I want to prove the following statement:
$\phi: (M,\omega_1) \rightarrow (M_2,\omega_2)$ is a symplectomorphism if and only if $\phi^* X_H=X_{H\circ \phi}$ for any $H: U \subset M_2 \rightarrow \mathbb{R}$, $U$ open set in $M_2$.
I have proven the necessary condition. But I am stuck proving that $\phi$ is a symplectomorphism supposed $\phi^* X_H=X_{H\circ \phi}$.
In the book Foundations of Mechanics by Ralph Abraham and Marsden, page $194-195$, Theorem$3.3.19$ (Jacobi Theorem), there is a proof for this I don't understand:
$d(H\circ \phi)=\phi^* dH=\phi^*i_{X_H}\omega=i_{\phi^* X_H}\phi^* \omega=i_{X_{H\circ \phi}}\phi^* \omega$ and like every vector in $T_x M_1$ has the form $X_{H\circ \phi}(x)$ for some $H$, then $\omega_1=\phi^* \omega_2$ and $\phi$ is a symplectomorphism.
I don't understand the last sentence, why is it true?
There are two separate parts to the bolded statement, and so I'll address both.
Firstly, sticking to one symplectic manifold $(M,\omega)$: since $\omega_x$ is non-degenerate for each $x\in M$, the map $^\flat:T_xM\to T^*_x M$ given by $(X_x)^\flat = i_{X_x}\omega_x$ is an isomorphism, with inverse $^\sharp:T^*_x M \to T_xM$. In particular, since $T_x^*M$ is spanned by elements $d_xf$ for $f\in C^\infty(M)$, $T_xM$ is spanned by elements $(X_f)_x = (d_xf)^\sharp$. Applying this in the case that $(M,\omega) = (M_1,\omega_1)$, the map $C^\infty(M_1) \to C^\infty(M_2)$ given by $f\mapsto f\circ \phi^{-1}$ is a bijection, with inverse $H\mapsto H\circ\phi$. Hence $T_x^*M_1$ is spanned by elements of the form $(X_{H\circ\phi})_x$ for $H\in C^\infty(M_2)$.

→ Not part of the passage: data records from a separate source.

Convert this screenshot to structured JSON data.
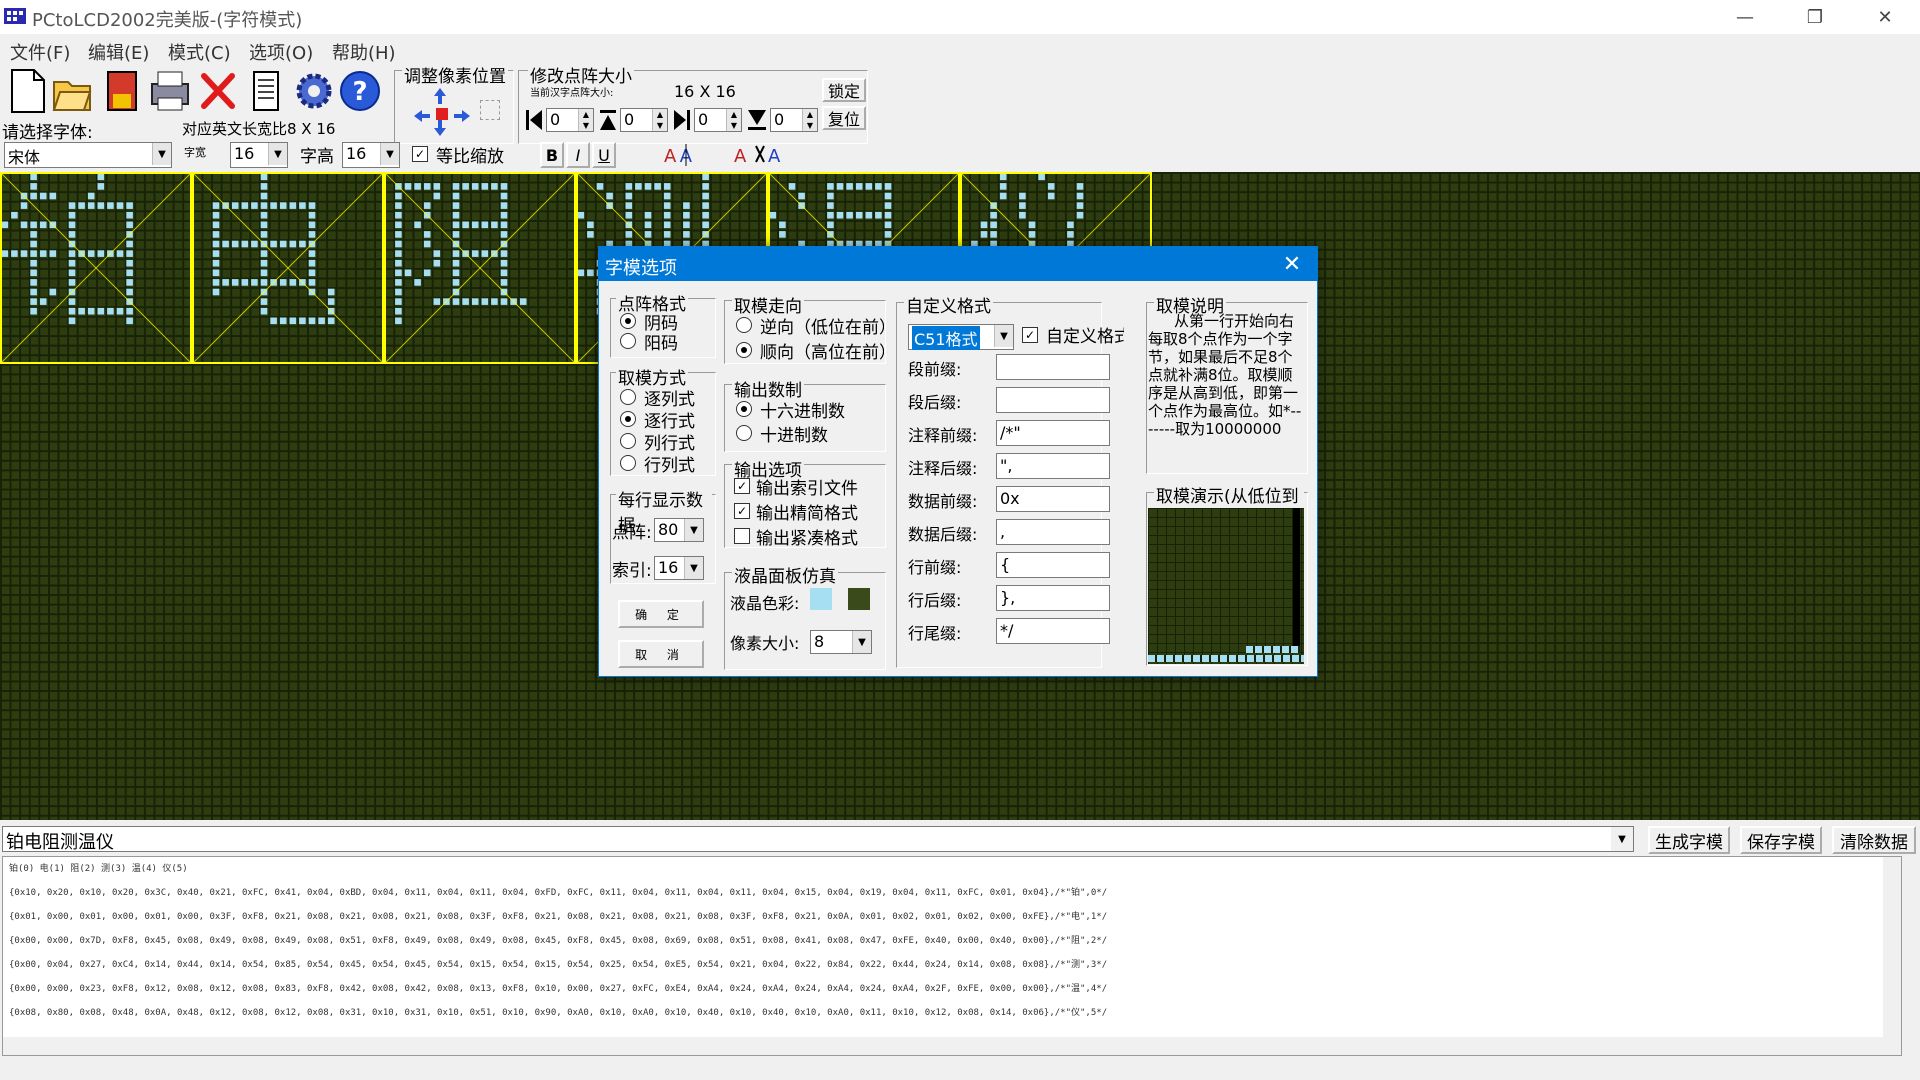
{
  "window": {
    "title": "PCtoLCD2002完美版-(字符模式)",
    "minimize": "—",
    "restore": "❐",
    "close": "✕"
  },
  "menu": [
    "文件(F)",
    "编辑(E)",
    "模式(C)",
    "选项(O)",
    "帮助(H)"
  ],
  "toolbar": {
    "font_label": "请选择字体:",
    "font_value": "宋体",
    "ratio_label": "对应英文长宽比8 X 16",
    "char_width_label": "字宽",
    "char_width": "16",
    "char_height_label": "字高",
    "char_height": "16",
    "proportional_label": "等比缩放",
    "proportional_checked": true,
    "bold": "B",
    "italic": "I",
    "underline": "U",
    "adjust_pixel_label": "调整像素位置",
    "resize_label": "修改点阵大小",
    "current_size_label": "当前汉字点阵大小:",
    "current_size": "16 X 16",
    "lock_button": "锁定",
    "reset_button": "复位",
    "offsets": [
      "0",
      "0",
      "0",
      "0"
    ]
  },
  "canvas": {
    "colors": {
      "background": "#2e3d10",
      "grid": "#182206",
      "pixel": "#a6dff2",
      "guide": "#ffff00"
    }
  },
  "input_text": "铂电阻测温仪",
  "actions": {
    "generate": "生成字模",
    "save": "保存字模",
    "clear": "清除数据"
  },
  "output": {
    "index_line": "铂(0) 电(1) 阻(2) 测(3) 温(4) 仪(5)",
    "lines": [
      "{0x10, 0x20, 0x10, 0x20, 0x3C, 0x40, 0x21, 0xFC, 0x41, 0x04, 0xBD, 0x04, 0x11, 0x04, 0x11, 0x04, 0xFD, 0xFC, 0x11, 0x04, 0x11, 0x04, 0x11, 0x04, 0x15, 0x04, 0x19, 0x04, 0x11, 0xFC, 0x01, 0x04},/*\"铂\",0*/",
      "{0x01, 0x00, 0x01, 0x00, 0x01, 0x00, 0x3F, 0xF8, 0x21, 0x08, 0x21, 0x08, 0x21, 0x08, 0x3F, 0xF8, 0x21, 0x08, 0x21, 0x08, 0x21, 0x08, 0x3F, 0xF8, 0x21, 0x0A, 0x01, 0x02, 0x01, 0x02, 0x00, 0xFE},/*\"电\",1*/",
      "{0x00, 0x00, 0x7D, 0xF8, 0x45, 0x08, 0x49, 0x08, 0x49, 0x08, 0x51, 0xF8, 0x49, 0x08, 0x49, 0x08, 0x45, 0xF8, 0x45, 0x08, 0x69, 0x08, 0x51, 0x08, 0x41, 0x08, 0x47, 0xFE, 0x40, 0x00, 0x40, 0x00},/*\"阻\",2*/",
      "{0x00, 0x04, 0x27, 0xC4, 0x14, 0x44, 0x14, 0x54, 0x85, 0x54, 0x45, 0x54, 0x45, 0x54, 0x15, 0x54, 0x15, 0x54, 0x25, 0x54, 0xE5, 0x54, 0x21, 0x04, 0x22, 0x84, 0x22, 0x44, 0x24, 0x14, 0x08, 0x08},/*\"测\",3*/",
      "{0x00, 0x00, 0x23, 0xF8, 0x12, 0x08, 0x12, 0x08, 0x83, 0xF8, 0x42, 0x08, 0x42, 0x08, 0x13, 0xF8, 0x10, 0x00, 0x27, 0xFC, 0xE4, 0xA4, 0x24, 0xA4, 0x24, 0xA4, 0x24, 0xA4, 0x2F, 0xFE, 0x00, 0x00},/*\"温\",4*/",
      "{0x08, 0x80, 0x08, 0x48, 0x0A, 0x48, 0x12, 0x08, 0x12, 0x08, 0x31, 0x10, 0x31, 0x10, 0x51, 0x10, 0x90, 0xA0, 0x10, 0xA0, 0x10, 0x40, 0x10, 0x40, 0x10, 0xA0, 0x11, 0x10, 0x12, 0x08, 0x14, 0x06},/*\"仪\",5*/"
    ]
  },
  "dialog": {
    "title": "字模选项",
    "dot_format": {
      "title": "点阵格式",
      "options": [
        "阴码",
        "阳码"
      ],
      "selected": 0
    },
    "scan_method": {
      "title": "取模方式",
      "options": [
        "逐列式",
        "逐行式",
        "列行式",
        "行列式"
      ],
      "selected": 1
    },
    "per_line": {
      "title": "每行显示数据",
      "dot_label": "点阵:",
      "dot_value": "80",
      "index_label": "索引:",
      "index_value": "16"
    },
    "ok_button": "确 定",
    "cancel_button": "取 消",
    "direction": {
      "title": "取模走向",
      "options": [
        "逆向（低位在前）",
        "顺向（高位在前）"
      ],
      "selected": 1
    },
    "radix": {
      "title": "输出数制",
      "options": [
        "十六进制数",
        "十进制数"
      ],
      "selected": 0
    },
    "output_options": {
      "title": "输出选项",
      "options": [
        "输出索引文件",
        "输出精简格式",
        "输出紧凑格式"
      ],
      "checked": [
        true,
        true,
        false
      ]
    },
    "lcd_sim": {
      "title": "液晶面板仿真",
      "color_label": "液晶色彩:",
      "pixel_size_label": "像素大小:",
      "pixel_size": "8",
      "color_fg": "#a6dff2",
      "color_bg": "#3a4a1a"
    },
    "custom": {
      "title": "自定义格式",
      "format_value": "C51格式",
      "custom_check_label": "自定义格式",
      "custom_checked": true,
      "fields": [
        {
          "label": "段前缀:",
          "value": ""
        },
        {
          "label": "段后缀:",
          "value": ""
        },
        {
          "label": "注释前缀:",
          "value": "/*\""
        },
        {
          "label": "注释后缀:",
          "value": "\","
        },
        {
          "label": "数据前缀:",
          "value": "0x"
        },
        {
          "label": "数据后缀:",
          "value": ","
        },
        {
          "label": "行前缀:",
          "value": "{"
        },
        {
          "label": "行后缀:",
          "value": "},"
        },
        {
          "label": "行尾缀:",
          "value": "*/"
        }
      ]
    },
    "description": {
      "title": "取模说明",
      "text": "从第一行开始向右每取8个点作为一个字节，如果最后不足8个点就补满8位。取模顺序是从高到低，即第一个点作为最高位。如*-------取为10000000"
    },
    "demo_title": "取模演示(从低位到高位)"
  }
}
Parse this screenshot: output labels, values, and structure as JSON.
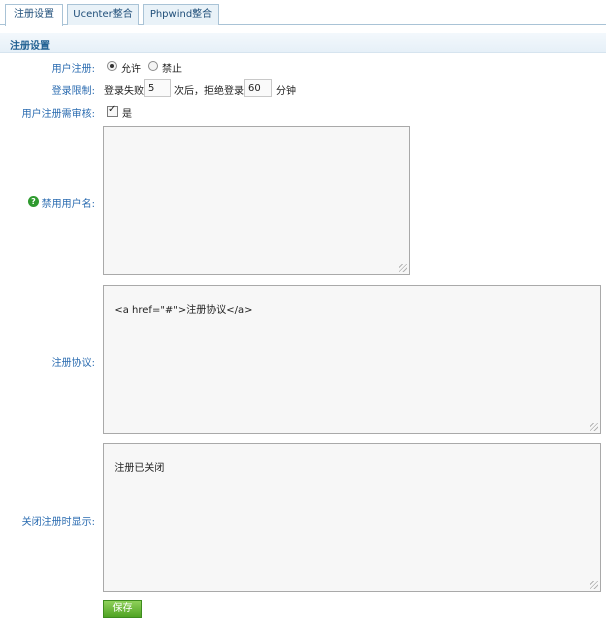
{
  "tabs": [
    {
      "label": "注册设置",
      "active": true
    },
    {
      "label": "Ucenter整合",
      "active": false
    },
    {
      "label": "Phpwind整合",
      "active": false
    }
  ],
  "section": {
    "title": "注册设置"
  },
  "user_register": {
    "label": "用户注册:",
    "options": [
      {
        "label": "允许",
        "selected": true
      },
      {
        "label": "禁止",
        "selected": false
      }
    ]
  },
  "login_limit": {
    "label": "登录限制:",
    "prefix": "登录失败",
    "attempts": "5",
    "middle": "次后，拒绝登录",
    "minutes": "60",
    "suffix": "分钟"
  },
  "review": {
    "label": "用户注册需审核:",
    "checked": true,
    "option_label": "是"
  },
  "banned_usernames": {
    "label": "禁用用户名:",
    "value": "",
    "help_icon": "question-circle-icon"
  },
  "agreement": {
    "label": "注册协议:",
    "value": "<a href=\"#\">注册协议</a>"
  },
  "closed_message": {
    "label": "关闭注册时显示:",
    "value": "注册已关闭"
  },
  "save_button": {
    "label": "保存"
  },
  "colors": {
    "accent": "#2a6bb0",
    "save": "#4fa323",
    "help": "#2f9a2f"
  }
}
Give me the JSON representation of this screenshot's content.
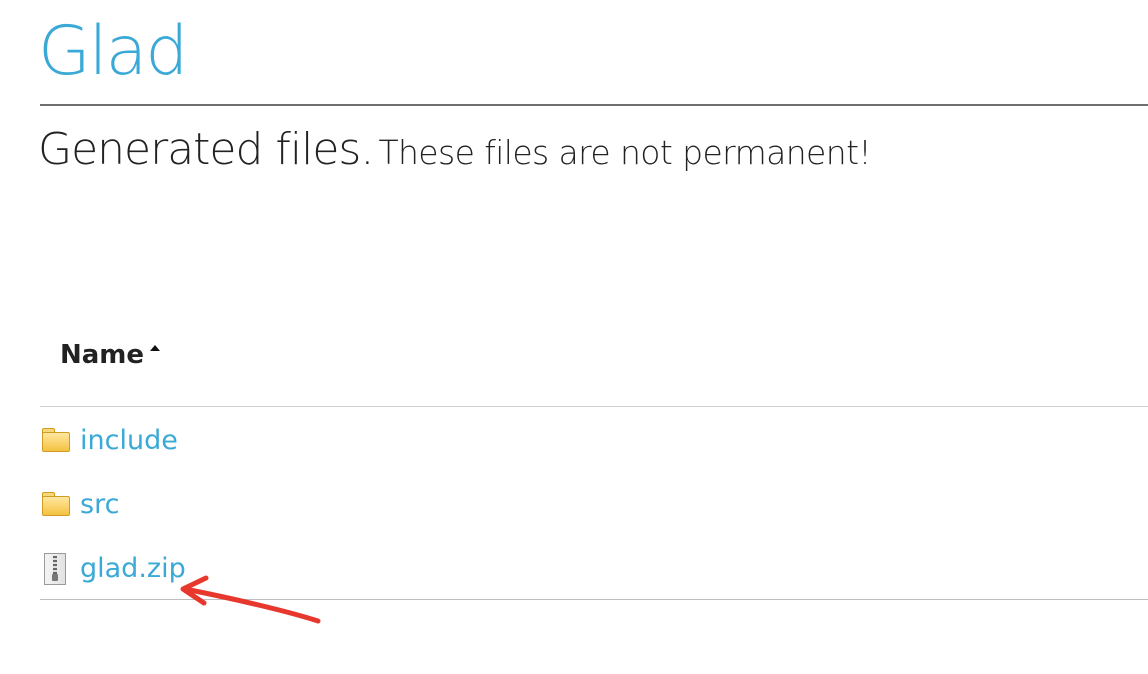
{
  "header": {
    "title": "Glad"
  },
  "subtitle": {
    "main": "Generated files.",
    "note": "These files are not permanent!"
  },
  "table": {
    "column_name": "Name",
    "sort_direction": "ascending",
    "rows": [
      {
        "icon": "folder-icon",
        "label": "include"
      },
      {
        "icon": "folder-icon",
        "label": "src"
      },
      {
        "icon": "zip-file-icon",
        "label": "glad.zip"
      }
    ]
  },
  "colors": {
    "accent": "#3aa9d6",
    "annotation_arrow": "#e8372c"
  }
}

Secondly, we have $i_{X_{H\circ\phi}}\omega_2 = d(H\circ\phi) = i_{X_{H\circ\phi}}\phi^*\omega_1$ for all $H\in C^\infty(M_2)$. Since the vector fields $X_{H\circ\phi}$ span $T^*M_1$ at each point $x\in M_1$, this implies that $\omega_2 = \phi^*\omega_1$.